Google will identify AI-generated photographs, provide metadata, and trace image provenance.
According to Bloomberg, Google unveiled three new capabilities on Wednesday at Google I/O 2023 to aid users in identifying artificial intelligence (AI)-generated phony photos in search results. The features will be able to recognize an image’s known sources, add metadata to photos produced by Google’s AI, and tag other AI-generated images in search results.
The ease with which large numbers of photorealistic fakes can now be produced, made possible by AI images synthesis models like Midjourney and Stable Diffusion, may have an impact on not only political and ideological propaganda but also our understanding of history as a result of the widespread distribution of fake media artifacts.
Google has announced that it will be adding new capabilities to its picture search product “in coming months” in an effort to buck some of these trends:
According to a 2022 Poynter poll, 62% of individuals think they encounter false information on a daily or weekly basis. In order to assist you in identifying incorrect information online, rapidly evaluating the content, and better comprehend the context of what you’re seeing, we continue to develop simple-to-use tools and features on Google Search. But we also understand that assessing the visual content you encounter is crucial.

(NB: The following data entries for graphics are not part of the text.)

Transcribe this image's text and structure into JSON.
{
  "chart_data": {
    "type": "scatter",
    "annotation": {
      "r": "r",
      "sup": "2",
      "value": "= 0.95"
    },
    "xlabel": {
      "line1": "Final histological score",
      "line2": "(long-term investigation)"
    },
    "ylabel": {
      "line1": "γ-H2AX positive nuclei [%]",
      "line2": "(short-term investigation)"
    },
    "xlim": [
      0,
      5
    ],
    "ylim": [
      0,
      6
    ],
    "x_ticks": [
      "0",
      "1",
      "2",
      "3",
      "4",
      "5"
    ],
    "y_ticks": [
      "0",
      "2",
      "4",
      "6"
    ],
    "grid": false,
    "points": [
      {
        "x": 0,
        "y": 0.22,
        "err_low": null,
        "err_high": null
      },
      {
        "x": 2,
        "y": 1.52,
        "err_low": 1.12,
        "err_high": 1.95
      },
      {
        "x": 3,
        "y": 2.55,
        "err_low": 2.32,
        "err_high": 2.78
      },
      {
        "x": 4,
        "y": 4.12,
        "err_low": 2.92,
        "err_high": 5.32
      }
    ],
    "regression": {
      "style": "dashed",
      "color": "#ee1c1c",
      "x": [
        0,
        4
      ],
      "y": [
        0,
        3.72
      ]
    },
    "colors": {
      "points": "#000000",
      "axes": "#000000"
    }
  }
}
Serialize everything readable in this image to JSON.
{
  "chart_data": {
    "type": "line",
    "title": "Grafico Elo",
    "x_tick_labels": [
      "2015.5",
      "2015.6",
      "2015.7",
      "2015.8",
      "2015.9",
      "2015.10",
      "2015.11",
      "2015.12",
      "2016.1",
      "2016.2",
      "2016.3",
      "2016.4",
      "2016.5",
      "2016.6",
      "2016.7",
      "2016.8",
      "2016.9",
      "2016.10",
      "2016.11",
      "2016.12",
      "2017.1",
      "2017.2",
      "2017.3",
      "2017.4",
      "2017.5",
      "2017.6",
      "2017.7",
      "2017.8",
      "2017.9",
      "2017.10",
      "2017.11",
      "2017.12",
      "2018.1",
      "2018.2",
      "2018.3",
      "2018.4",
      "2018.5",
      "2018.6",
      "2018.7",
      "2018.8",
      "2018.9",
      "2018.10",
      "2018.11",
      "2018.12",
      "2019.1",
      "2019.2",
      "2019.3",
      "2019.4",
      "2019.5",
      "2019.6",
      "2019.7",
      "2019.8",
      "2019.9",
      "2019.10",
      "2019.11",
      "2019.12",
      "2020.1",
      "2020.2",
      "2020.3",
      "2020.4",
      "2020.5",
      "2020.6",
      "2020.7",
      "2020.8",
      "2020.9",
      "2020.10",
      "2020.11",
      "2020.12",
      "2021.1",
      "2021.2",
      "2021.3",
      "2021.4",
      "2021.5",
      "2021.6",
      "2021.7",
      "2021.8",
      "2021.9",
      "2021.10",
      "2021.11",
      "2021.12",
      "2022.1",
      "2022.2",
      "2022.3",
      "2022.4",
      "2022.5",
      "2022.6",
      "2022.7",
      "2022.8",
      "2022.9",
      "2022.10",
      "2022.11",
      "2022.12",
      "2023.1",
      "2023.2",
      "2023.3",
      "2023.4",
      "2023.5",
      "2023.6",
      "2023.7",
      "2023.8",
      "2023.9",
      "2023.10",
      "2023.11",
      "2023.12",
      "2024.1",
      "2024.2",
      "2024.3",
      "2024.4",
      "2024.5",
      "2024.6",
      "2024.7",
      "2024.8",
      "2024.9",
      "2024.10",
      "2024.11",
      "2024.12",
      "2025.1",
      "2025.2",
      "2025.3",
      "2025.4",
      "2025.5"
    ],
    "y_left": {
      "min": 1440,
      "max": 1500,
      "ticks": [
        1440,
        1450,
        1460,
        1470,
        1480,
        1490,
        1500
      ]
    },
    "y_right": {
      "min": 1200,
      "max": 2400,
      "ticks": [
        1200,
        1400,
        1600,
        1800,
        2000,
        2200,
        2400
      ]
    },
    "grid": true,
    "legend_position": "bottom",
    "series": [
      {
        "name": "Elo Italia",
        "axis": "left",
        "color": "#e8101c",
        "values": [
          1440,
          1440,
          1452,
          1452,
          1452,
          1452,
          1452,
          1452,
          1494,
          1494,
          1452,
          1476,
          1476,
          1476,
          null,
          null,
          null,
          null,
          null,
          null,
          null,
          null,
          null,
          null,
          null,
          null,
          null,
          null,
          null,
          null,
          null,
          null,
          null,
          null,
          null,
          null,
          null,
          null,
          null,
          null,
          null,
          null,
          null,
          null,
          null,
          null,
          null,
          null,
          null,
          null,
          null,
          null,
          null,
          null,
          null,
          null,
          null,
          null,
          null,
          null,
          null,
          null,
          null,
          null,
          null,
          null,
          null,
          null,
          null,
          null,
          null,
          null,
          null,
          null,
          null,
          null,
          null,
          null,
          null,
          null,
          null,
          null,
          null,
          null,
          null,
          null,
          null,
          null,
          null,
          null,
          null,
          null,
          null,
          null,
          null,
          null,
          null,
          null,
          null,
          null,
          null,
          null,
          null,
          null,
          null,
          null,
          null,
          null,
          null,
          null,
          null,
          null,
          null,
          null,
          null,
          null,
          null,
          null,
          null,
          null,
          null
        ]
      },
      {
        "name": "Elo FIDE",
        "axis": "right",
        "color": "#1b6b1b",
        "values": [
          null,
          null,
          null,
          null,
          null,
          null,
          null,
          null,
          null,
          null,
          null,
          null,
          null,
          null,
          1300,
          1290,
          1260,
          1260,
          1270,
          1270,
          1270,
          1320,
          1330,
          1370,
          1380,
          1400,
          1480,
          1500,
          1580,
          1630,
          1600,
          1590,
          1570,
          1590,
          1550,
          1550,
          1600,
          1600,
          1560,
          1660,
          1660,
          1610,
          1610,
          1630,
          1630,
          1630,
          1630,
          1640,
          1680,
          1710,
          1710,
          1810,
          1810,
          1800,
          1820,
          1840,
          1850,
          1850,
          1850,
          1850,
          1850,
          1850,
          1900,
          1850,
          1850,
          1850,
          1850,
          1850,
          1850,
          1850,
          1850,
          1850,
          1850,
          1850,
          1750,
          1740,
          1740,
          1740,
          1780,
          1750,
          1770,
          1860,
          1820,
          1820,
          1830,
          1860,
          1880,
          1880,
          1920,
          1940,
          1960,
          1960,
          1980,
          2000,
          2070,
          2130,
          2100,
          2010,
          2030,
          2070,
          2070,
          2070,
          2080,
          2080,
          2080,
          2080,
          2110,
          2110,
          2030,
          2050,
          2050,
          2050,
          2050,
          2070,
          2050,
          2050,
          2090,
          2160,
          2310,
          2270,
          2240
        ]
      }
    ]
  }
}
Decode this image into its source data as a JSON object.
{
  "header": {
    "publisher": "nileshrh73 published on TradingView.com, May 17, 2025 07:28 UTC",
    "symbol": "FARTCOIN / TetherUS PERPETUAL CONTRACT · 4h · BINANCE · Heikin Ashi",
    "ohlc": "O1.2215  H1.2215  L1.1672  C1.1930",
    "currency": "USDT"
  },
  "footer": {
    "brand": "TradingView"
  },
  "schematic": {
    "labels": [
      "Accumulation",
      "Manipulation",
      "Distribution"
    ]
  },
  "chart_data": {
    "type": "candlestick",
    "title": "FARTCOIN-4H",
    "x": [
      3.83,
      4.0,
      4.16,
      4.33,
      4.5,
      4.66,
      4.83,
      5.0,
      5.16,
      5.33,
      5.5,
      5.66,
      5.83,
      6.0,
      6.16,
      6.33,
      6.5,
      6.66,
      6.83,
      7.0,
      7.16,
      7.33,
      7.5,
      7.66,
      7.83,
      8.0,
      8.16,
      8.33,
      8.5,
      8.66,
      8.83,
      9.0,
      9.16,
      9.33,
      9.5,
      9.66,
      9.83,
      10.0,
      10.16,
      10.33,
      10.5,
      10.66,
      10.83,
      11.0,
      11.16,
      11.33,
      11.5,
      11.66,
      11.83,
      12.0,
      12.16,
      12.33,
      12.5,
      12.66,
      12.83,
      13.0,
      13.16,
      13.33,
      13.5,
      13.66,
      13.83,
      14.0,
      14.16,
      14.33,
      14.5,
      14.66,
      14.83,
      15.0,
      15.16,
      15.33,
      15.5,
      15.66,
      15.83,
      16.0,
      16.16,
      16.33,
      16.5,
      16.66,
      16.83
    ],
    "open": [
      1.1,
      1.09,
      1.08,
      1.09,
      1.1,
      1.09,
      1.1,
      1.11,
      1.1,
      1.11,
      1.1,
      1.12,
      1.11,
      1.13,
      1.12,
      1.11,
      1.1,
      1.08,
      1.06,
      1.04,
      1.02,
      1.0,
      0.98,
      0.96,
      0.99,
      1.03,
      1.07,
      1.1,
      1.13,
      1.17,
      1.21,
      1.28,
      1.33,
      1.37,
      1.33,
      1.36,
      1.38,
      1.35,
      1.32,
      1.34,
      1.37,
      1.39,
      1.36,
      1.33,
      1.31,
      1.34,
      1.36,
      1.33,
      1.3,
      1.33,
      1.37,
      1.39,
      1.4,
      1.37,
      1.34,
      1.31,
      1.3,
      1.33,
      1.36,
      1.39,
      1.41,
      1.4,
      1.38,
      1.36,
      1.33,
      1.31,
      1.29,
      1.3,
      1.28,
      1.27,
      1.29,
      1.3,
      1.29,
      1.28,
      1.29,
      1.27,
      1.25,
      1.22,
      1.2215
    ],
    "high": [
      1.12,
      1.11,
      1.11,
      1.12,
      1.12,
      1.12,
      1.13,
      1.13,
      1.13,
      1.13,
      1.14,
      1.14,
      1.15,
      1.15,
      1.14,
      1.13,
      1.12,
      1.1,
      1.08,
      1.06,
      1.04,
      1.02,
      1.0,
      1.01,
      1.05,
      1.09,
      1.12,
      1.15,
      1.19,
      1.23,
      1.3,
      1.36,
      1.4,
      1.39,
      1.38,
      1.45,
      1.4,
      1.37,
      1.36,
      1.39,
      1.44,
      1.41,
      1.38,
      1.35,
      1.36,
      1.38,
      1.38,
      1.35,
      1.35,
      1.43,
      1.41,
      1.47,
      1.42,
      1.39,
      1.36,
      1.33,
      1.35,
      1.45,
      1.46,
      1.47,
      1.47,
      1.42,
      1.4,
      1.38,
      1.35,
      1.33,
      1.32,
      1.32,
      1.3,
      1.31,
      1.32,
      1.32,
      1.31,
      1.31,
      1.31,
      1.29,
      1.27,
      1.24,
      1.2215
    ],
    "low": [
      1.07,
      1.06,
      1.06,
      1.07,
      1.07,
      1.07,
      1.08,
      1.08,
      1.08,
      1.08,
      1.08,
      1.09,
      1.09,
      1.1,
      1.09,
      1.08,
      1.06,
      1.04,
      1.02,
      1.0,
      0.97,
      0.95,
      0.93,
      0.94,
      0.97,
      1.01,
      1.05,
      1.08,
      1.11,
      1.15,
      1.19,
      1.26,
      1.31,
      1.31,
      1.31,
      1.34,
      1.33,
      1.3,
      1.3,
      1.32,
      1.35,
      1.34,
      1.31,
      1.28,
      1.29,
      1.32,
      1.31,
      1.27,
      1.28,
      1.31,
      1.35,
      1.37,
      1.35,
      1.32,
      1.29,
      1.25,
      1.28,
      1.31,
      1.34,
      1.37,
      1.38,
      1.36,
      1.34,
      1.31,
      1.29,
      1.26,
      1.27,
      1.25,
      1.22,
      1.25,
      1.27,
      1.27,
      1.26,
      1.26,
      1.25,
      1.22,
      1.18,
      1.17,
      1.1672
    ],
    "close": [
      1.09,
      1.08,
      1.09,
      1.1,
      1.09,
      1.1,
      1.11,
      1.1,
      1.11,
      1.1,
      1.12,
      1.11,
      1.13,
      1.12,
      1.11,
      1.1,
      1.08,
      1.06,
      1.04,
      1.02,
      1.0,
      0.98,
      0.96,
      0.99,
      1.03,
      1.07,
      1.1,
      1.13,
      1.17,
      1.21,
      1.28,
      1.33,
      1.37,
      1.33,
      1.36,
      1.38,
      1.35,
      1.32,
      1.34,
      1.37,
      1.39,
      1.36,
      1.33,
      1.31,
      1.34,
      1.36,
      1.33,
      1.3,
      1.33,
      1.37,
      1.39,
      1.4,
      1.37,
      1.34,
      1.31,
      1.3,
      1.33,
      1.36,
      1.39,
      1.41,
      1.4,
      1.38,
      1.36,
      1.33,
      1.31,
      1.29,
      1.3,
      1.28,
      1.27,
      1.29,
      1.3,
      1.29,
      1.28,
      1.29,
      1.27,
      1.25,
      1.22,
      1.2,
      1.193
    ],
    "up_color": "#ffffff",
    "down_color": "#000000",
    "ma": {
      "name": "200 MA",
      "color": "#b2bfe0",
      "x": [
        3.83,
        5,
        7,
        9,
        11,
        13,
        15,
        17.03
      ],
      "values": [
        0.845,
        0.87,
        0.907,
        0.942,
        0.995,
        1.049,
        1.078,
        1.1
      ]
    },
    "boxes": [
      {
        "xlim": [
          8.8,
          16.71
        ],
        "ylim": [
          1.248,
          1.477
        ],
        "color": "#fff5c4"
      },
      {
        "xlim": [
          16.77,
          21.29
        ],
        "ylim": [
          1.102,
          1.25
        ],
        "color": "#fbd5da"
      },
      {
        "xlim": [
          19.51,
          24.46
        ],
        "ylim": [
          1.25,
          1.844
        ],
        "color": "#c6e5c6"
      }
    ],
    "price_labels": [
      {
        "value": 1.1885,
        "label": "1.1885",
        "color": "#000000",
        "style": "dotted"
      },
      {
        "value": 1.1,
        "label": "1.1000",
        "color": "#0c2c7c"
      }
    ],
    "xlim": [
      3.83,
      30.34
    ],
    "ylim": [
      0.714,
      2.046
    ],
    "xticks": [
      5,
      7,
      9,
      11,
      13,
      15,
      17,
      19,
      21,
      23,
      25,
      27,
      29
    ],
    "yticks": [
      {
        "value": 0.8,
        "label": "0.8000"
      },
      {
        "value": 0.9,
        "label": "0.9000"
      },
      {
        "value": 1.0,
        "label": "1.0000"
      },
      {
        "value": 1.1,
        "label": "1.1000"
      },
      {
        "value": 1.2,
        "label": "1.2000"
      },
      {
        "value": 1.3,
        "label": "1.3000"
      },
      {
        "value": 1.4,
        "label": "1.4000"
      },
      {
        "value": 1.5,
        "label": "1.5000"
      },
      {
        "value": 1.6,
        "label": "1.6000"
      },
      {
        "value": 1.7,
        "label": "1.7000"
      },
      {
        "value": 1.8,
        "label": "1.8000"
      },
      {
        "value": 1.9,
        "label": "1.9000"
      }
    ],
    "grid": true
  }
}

Through the first feature, “About this image,” users will be able to learn more about an image’s history, including when the image (or similar images) was first indexed by Google, where the image may have first appeared, and where else the image has been seen online (such as news, social, or fact-checking sites), by clicking three dots on an image in Google Images results, conducting a search with an image or screenshot in Google Lens, or swiping up in the Google app.
Google claims that later this year, users will also be able to access this feature in Chrome on desktop and mobile devices by right-clicking or long-pressing a picture.
This added information for an image can help assess its validity or suggest whether it needs more investigation. Users could learn, for example, that news outlets identified a photo depicting a fake Moon landing as being produced by AI by using the “About this image” function. Additionally, it could provide historical context by revealing whether the image was in the search record before the decision to forge it.
The usage of AI tools in image creation is a second element that is being increasingly discussed. Google aims to include specific “markup,” or metadata, saved in each file that explicitly identifies its AI origins to all photos created by its AI tools when it starts to provide image synthesis tools.
Third, Google claims it is working with other websites and services to get them to include comparable labels to their AI-generated photographs. Midjourney and Shutterstock have joined the project; as a result, each of their AI-generated photos will include metadata that Google Image Search will read and provide to users in search results.
Since metadata can be later removed or possibly changed, these efforts might not be ideal. Still, they nonetheless represent a noteworthy, high-profile attempt to address the problem of online deep fakes.
The distinction between “real” and “fake” may start to blur when more images are produced or enhanced by AI over time, impacted by altering cultural values. It may therefore depend, as it always has, on our faith in the source as to which information we should accept as a reliable representation of reality (regardless of how it was produced). Therefore, a source’s reliability is still crucial despite the rapid advancement of technology. In the interim, technical solutions like Google’s could help us determine that credibility.